Vous achetez votre première maison ? C’est un rêve que vous caressez depuis des lunes ? Vous êtes excité au bout ? Savez-vous que mal gérée, cette excitation peut vous coûter très cher ?

San vouloir faire un plaidoyer en faveur de la prise de décision rationnelle, c’est prouvé que quand ont est excité et qu’on ne contrôle pas ses émotions, on devient souvent impatient et on prend souvent de mauvaises décisions.

Je comprends que l’achat de cette première maison est le rêve de votre vie. Mais, si vous étiez capable de patienter et de travailler fort durant toutes ces années pour vous rendre si proche du but, un peu de patience, de discipline, de prudence et de diligence de plus, ne vous tueront pas.

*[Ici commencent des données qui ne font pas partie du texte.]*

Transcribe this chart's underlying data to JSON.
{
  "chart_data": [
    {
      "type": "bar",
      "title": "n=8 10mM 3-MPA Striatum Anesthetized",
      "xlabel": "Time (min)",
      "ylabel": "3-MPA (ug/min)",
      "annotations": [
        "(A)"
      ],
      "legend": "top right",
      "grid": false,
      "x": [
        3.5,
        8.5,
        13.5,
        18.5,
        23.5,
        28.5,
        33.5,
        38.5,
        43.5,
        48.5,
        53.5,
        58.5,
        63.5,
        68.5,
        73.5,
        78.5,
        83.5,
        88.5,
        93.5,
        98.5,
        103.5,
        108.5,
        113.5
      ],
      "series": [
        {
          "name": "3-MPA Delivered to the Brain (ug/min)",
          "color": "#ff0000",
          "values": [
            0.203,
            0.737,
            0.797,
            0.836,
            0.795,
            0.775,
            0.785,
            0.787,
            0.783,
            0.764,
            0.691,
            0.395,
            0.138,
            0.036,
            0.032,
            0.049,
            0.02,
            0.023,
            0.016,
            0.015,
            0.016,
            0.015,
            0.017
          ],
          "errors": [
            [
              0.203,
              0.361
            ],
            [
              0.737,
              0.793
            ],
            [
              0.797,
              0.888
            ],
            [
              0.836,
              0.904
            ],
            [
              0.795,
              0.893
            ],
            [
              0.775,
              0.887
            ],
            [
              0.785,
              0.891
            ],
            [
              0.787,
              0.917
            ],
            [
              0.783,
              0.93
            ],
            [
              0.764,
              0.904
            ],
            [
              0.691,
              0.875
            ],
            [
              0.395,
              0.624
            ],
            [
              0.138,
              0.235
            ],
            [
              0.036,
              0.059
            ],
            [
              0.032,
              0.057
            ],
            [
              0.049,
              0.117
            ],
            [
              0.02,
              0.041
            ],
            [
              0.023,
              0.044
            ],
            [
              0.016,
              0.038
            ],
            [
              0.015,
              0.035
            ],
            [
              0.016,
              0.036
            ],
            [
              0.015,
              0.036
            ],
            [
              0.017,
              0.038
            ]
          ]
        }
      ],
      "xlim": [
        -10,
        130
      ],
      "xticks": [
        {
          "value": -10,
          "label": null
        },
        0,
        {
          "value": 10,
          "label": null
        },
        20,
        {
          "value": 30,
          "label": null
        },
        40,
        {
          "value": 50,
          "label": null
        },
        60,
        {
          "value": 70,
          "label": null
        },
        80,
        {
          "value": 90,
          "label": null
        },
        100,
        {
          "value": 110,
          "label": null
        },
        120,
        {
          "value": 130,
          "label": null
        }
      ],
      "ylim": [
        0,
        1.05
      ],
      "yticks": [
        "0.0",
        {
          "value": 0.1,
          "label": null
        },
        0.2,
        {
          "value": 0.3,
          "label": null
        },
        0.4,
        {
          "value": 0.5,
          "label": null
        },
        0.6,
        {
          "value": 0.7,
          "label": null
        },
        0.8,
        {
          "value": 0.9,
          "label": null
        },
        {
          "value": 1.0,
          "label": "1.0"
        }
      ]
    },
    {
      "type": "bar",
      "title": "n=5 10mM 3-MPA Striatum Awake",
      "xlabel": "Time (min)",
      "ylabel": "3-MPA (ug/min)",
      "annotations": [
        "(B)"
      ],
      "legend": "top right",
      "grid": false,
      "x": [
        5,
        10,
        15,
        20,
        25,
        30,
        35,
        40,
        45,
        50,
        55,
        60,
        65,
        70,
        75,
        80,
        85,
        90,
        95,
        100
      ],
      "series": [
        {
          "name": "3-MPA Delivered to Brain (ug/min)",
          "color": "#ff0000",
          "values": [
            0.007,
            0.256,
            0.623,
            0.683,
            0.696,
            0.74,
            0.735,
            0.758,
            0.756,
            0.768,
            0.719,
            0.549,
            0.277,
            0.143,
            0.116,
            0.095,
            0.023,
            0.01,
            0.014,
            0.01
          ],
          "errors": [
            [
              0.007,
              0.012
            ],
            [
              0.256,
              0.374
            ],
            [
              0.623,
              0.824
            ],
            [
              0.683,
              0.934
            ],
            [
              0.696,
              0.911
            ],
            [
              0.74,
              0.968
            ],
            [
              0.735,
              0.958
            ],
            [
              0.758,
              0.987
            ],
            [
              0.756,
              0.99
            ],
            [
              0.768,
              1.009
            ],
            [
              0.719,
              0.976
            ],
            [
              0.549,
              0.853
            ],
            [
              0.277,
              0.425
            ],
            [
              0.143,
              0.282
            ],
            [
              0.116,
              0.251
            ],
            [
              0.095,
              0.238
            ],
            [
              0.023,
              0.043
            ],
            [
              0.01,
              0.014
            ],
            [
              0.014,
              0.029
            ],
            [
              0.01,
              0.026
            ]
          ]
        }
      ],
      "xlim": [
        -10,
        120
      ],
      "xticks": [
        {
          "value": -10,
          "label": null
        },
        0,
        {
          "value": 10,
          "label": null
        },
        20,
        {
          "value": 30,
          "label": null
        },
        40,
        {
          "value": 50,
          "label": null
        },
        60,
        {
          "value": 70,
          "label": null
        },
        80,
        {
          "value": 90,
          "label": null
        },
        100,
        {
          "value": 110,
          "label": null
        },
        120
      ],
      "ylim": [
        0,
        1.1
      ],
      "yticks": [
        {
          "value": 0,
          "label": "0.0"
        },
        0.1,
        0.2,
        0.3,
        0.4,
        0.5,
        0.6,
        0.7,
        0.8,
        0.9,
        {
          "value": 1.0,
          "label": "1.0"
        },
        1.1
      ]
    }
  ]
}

Première erreur à éviter : Brûler les étapes

À première vue, le processus d’acquisition d’un maison semble être très simple. Mais, en réalité, il s’agit d’un processus très complexe. Il comprend les principales étapes suivantes :

  • Le choix et l’embauche d’un courtier immobilier
  • L’évaluation de vos besoins
  • La détermination de votre budget
  • La recherche de la propriété qui répond à vos besoins
  • Le dépôt de l’offre d’achat
  • Le processus d’achat simplifié
    • La négociation avec le vendeur
    • Le choix et l’embauche d’un inspecteur en bâtiment
    • Le choix et l’embauche d’un notaire
    • La signature de l’acte de vente

Source : centris.ca

Chacune de ces étapes est cruciale pour mener à bien votre projet. Par conséquent, il convient de prendre votre temps pour toutes les effectuer, selon les règles de l’art.

Sans trop entrer dans les détails, j’aimerais attirer votre attention sur la première étape c’est-à-dire, le choix et l’embauche d’un courtier immobilier. Bien que, à mon sens, c’est la pire erreur qu’un premier acheteur pourrait commettre, elle est la seule étape vraiment facultative de la liste.

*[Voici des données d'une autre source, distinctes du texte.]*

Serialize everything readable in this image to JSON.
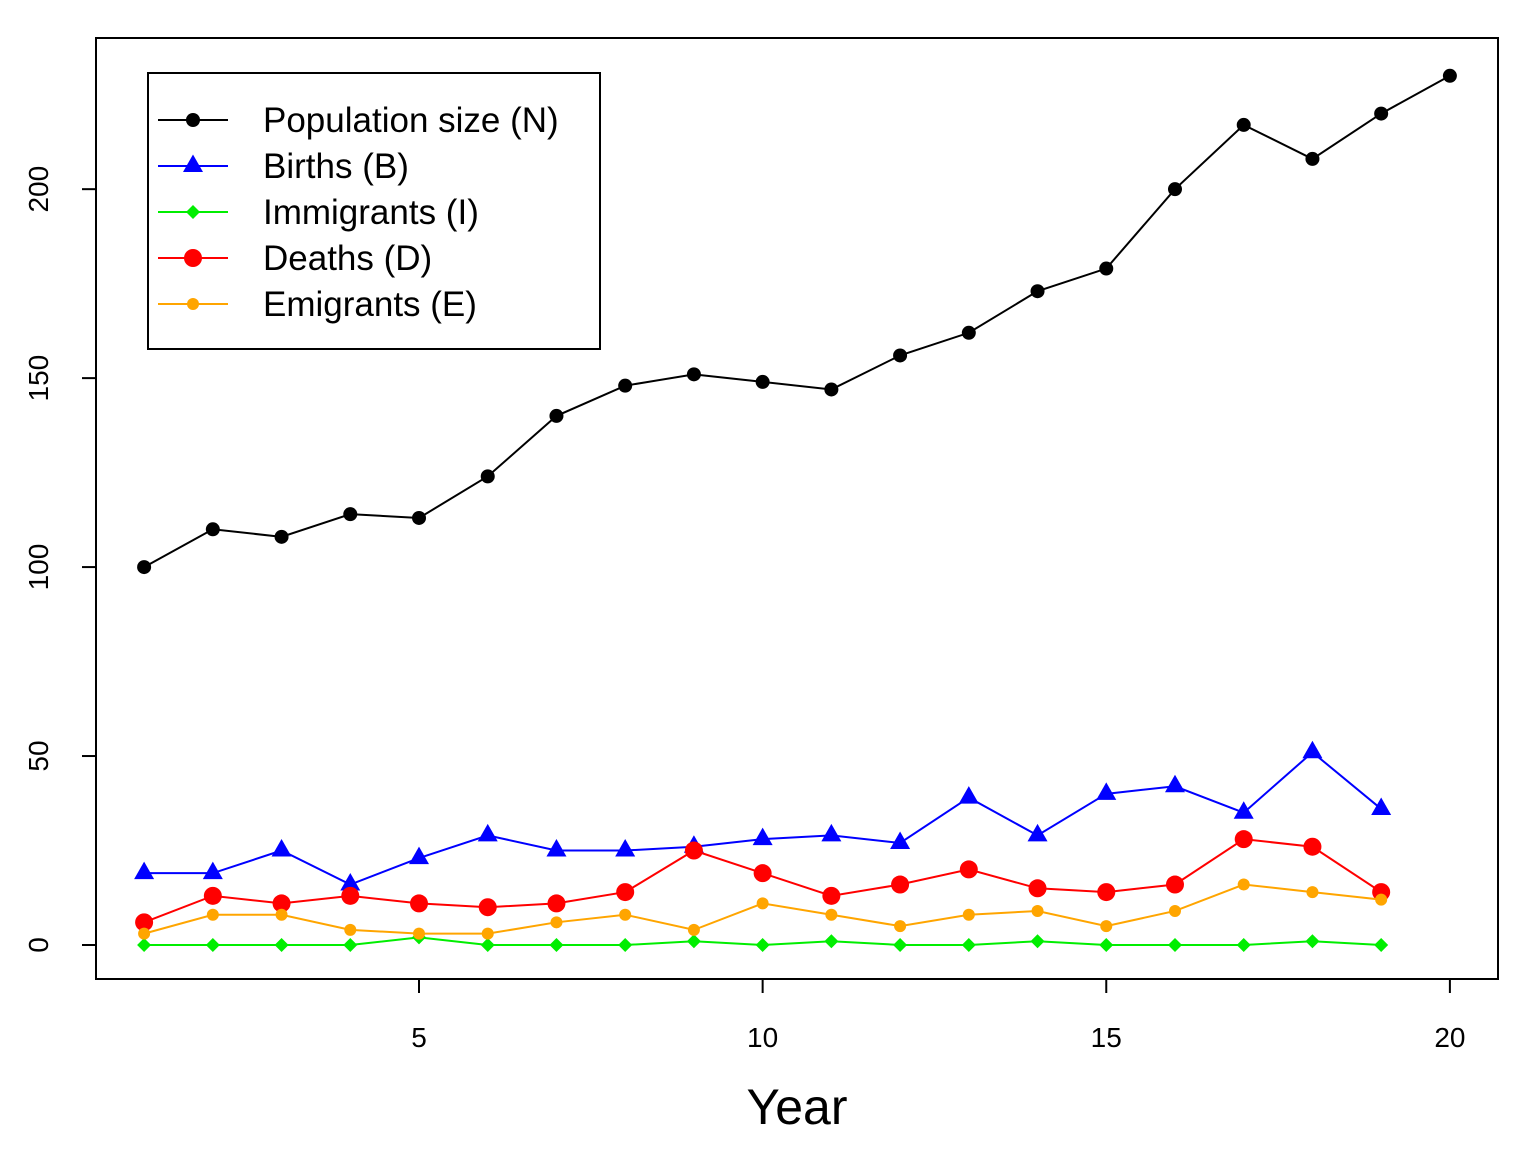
{
  "chart_data": {
    "type": "line",
    "xlabel": "Year",
    "ylabel": "",
    "title": "",
    "xlim": [
      0.3,
      20.7
    ],
    "ylim": [
      -9,
      240
    ],
    "xticks": [
      "5",
      "10",
      "15",
      "20"
    ],
    "yticks": [
      "0",
      "50",
      "100",
      "150",
      "200"
    ],
    "grid": false,
    "legend_position": "top-left",
    "series": [
      {
        "name": "Population size (N)",
        "color": "#000000",
        "marker": "circle",
        "x": [
          1,
          2,
          3,
          4,
          5,
          6,
          7,
          8,
          9,
          10,
          11,
          12,
          13,
          14,
          15,
          16,
          17,
          18,
          19,
          20
        ],
        "values": [
          100,
          110,
          108,
          114,
          113,
          124,
          140,
          148,
          151,
          149,
          147,
          156,
          162,
          173,
          179,
          200,
          217,
          208,
          220,
          230
        ]
      },
      {
        "name": "Births (B)",
        "color": "#0000ff",
        "marker": "triangle",
        "x": [
          1,
          2,
          3,
          4,
          5,
          6,
          7,
          8,
          9,
          10,
          11,
          12,
          13,
          14,
          15,
          16,
          17,
          18,
          19
        ],
        "values": [
          19,
          19,
          25,
          16,
          23,
          29,
          25,
          25,
          26,
          28,
          29,
          27,
          39,
          29,
          40,
          42,
          35,
          51,
          36
        ]
      },
      {
        "name": "Immigrants (I)",
        "color": "#00ee00",
        "marker": "diamond",
        "x": [
          1,
          2,
          3,
          4,
          5,
          6,
          7,
          8,
          9,
          10,
          11,
          12,
          13,
          14,
          15,
          16,
          17,
          18,
          19
        ],
        "values": [
          0,
          0,
          0,
          0,
          2,
          0,
          0,
          0,
          1,
          0,
          1,
          0,
          0,
          1,
          0,
          0,
          0,
          1,
          0
        ]
      },
      {
        "name": "Deaths (D)",
        "color": "#ff0000",
        "marker": "circle-large",
        "x": [
          1,
          2,
          3,
          4,
          5,
          6,
          7,
          8,
          9,
          10,
          11,
          12,
          13,
          14,
          15,
          16,
          17,
          18,
          19
        ],
        "values": [
          6,
          13,
          11,
          13,
          11,
          10,
          11,
          14,
          25,
          19,
          13,
          16,
          20,
          15,
          14,
          16,
          28,
          26,
          14
        ]
      },
      {
        "name": "Emigrants (E)",
        "color": "#ffa500",
        "marker": "circle-small",
        "x": [
          1,
          2,
          3,
          4,
          5,
          6,
          7,
          8,
          9,
          10,
          11,
          12,
          13,
          14,
          15,
          16,
          17,
          18,
          19
        ],
        "values": [
          3,
          8,
          8,
          4,
          3,
          3,
          6,
          8,
          4,
          11,
          8,
          5,
          8,
          9,
          5,
          9,
          16,
          14,
          12
        ]
      }
    ]
  }
}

En fait, c’est vrai que vous pouvez acheter votre maison sans l’aide d’un courtier immobilier. Vous me direz que chacun prêche pour sa paroisse mais, même la Chambre des notaires du Québec se demande pourquoi pas, pourvu que vous le faites avec l’aide d’un notaire. J’ai même publié un article là-dessus, après que la Chambre des notaires du Québec se soit prononcée publiquement sur le sujet sur sa page Facebook, en ces termes :

Acheter sans intermédiaire ? Pourquoi pas. Attention aux faux pas : Prévenez les conséquences juridiques ou financières importantes. Que ce soit votre première acquisition ou non, votre notaire peut vous éclairer. Planifier l’esprit en paix.

Source : Page Facebook de la Chambre des notaires du Québec

Pour lire mon article : Acheter sans intermédiaire avec l’aide d’un notaire. Est-ce possible ? – Pourquoi pas.

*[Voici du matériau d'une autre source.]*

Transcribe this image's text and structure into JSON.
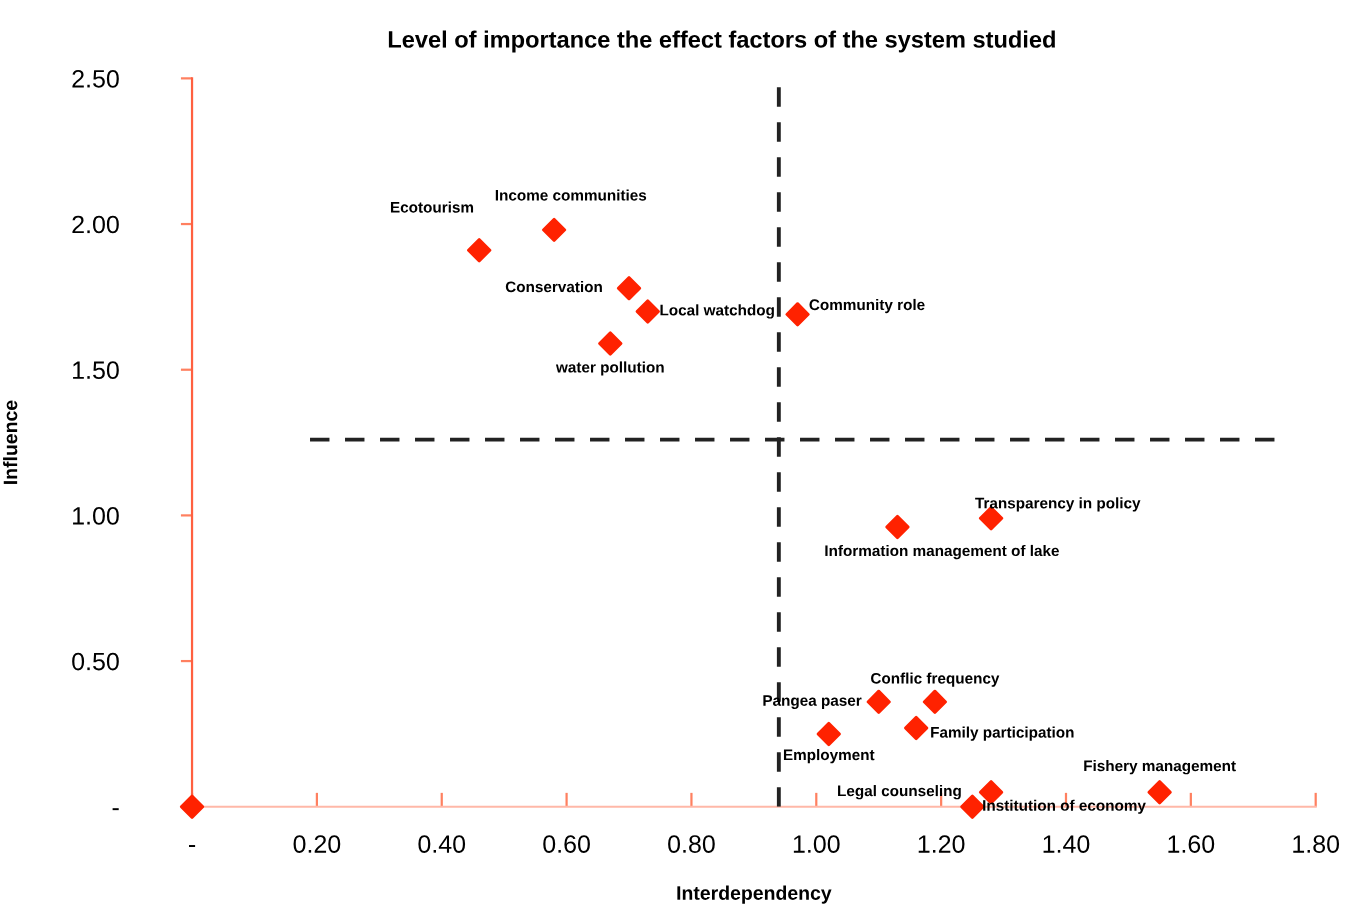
{
  "chart_data": {
    "type": "scatter",
    "title": "Level of importance the effect factors of the system studied",
    "xlabel": "Interdependency",
    "ylabel": "Influence",
    "x": [
      0,
      0.46,
      0.58,
      0.7,
      0.73,
      0.67,
      0.97,
      1.28,
      1.13,
      1.1,
      1.19,
      1.16,
      1.02,
      1.28,
      1.55,
      1.25
    ],
    "series": [
      {
        "color": "#ff2200",
        "values": [
          0,
          1.91,
          1.98,
          1.78,
          1.7,
          1.59,
          1.69,
          0.99,
          0.96,
          0.36,
          0.36,
          0.27,
          0.25,
          0.05,
          0.05,
          0.0
        ]
      }
    ],
    "marker": "diamond",
    "grid": false,
    "legend": false,
    "xlim": [
      0,
      1.8
    ],
    "ylim": [
      0,
      2.5
    ],
    "xticks": [
      {
        "value": 0,
        "label": "-"
      },
      {
        "value": 0.2,
        "label": "0.20"
      },
      {
        "value": 0.4,
        "label": "0.40"
      },
      {
        "value": 0.6,
        "label": "0.60"
      },
      {
        "value": 0.8,
        "label": "0.80"
      },
      {
        "value": 1.0,
        "label": "1.00"
      },
      {
        "value": 1.2,
        "label": "1.20"
      },
      {
        "value": 1.4,
        "label": "1.40"
      },
      {
        "value": 1.6,
        "label": "1.60"
      },
      {
        "value": 1.8,
        "label": "1.80"
      }
    ],
    "yticks": [
      {
        "value": 0,
        "label": "-"
      },
      {
        "value": 0.5,
        "label": "0.50"
      },
      {
        "value": 1.0,
        "label": "1.00"
      },
      {
        "value": 1.5,
        "label": "1.50"
      },
      {
        "value": 2.0,
        "label": "2.00"
      },
      {
        "value": 2.5,
        "label": "2.50"
      }
    ],
    "ref_lines": [
      {
        "axis": "x",
        "value": 0.94,
        "line_style": "dashed",
        "color": "#222222"
      },
      {
        "axis": "y",
        "value": 1.26,
        "line_style": "dashed",
        "color": "#222222"
      }
    ],
    "annotations": [
      {
        "text": "Ecotourism",
        "x": 0.46,
        "y": 1.91
      },
      {
        "text": "Income communities",
        "x": 0.58,
        "y": 1.98
      },
      {
        "text": "Conservation",
        "x": 0.7,
        "y": 1.78
      },
      {
        "text": "Local watchdog",
        "x": 0.73,
        "y": 1.7
      },
      {
        "text": "water pollution",
        "x": 0.67,
        "y": 1.59
      },
      {
        "text": "Community role",
        "x": 0.97,
        "y": 1.69
      },
      {
        "text": "Transparency in policy",
        "x": 1.28,
        "y": 0.99
      },
      {
        "text": "Information management of lake",
        "x": 1.13,
        "y": 0.96
      },
      {
        "text": "Conflic frequency",
        "x": 1.19,
        "y": 0.36
      },
      {
        "text": "Pangea paser",
        "x": 1.1,
        "y": 0.36
      },
      {
        "text": "Employment",
        "x": 1.02,
        "y": 0.25
      },
      {
        "text": "Family participation",
        "x": 1.16,
        "y": 0.27
      },
      {
        "text": "Legal counseling",
        "x": 1.28,
        "y": 0.05
      },
      {
        "text": "Fishery management",
        "x": 1.55,
        "y": 0.05
      },
      {
        "text": "Institution of economy",
        "x": 1.25,
        "y": 0.0
      }
    ]
  }
}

La Chambre des notaires du Québec a raison mais, une chose est sûre : Peu importe ce qu’elle dise, grâce à ses connaissances, son réseau et son expérience, il n’y a personne de mieux placer pour vous aider à acheter votre maison qu’un courtier immobilier.

Deuxième erreur à éviter : Prendre des décisions hâtives et irréfléchies

On entend souvent les intervenants en immobilier parler de «prudence» et de «diligence» quand ils sensibilisent les premiers acheteurs sur les dangers liés à l’achat d’une maison. Toutefois, on les entends presque jamais parler de «patience» et de «maîtrise de soi». Deux qualités qui, quand un acheteur ne les a pas, peuvent grandement nuire au bon déroulement et au bon dénouement du processus d’acquisition d’une maison.

L’exemple classique que j’aime prendre pour illustrer les conséquences néfastes de l’absence de ces deux qualités chez un acheteur est la suivante :

  • L’acheteur qui capote suite à une première visite, faisant fit des conseils de son courtier immobilier, lui force à déposer un offre d’achat la journée même et qui, demain, trouve une maison qui répond à toutes les critères de sa maison de rêve à un meilleur prix mais, ne peut plus retirer l’offre d’achat déjà acceptée.

Un petit conseil

En immobilier, les erreurs sont souvent fatales. En tant que premier acheteur, votre «patience» et votre «maîtrise de soi» sont  les meilleures alliées que vous pourriez avoir, après le courtier immobilier qui vous accompagne, le cas échéant.

De grâce, si vous avez élaboré une liste de critères auxquels votre maison de rêve doit répondre, ce n’est pas pour rien. Ne cédez pas à votre excitation, et y dérogez pas dès la première occasion. Après tout, c’est vous qui allez être prisonnier de cette maison qui ne répond pas aux critères que vous avez pris le soin de lister, et ce,  jusqu’à ce que vous puissiez la quitter.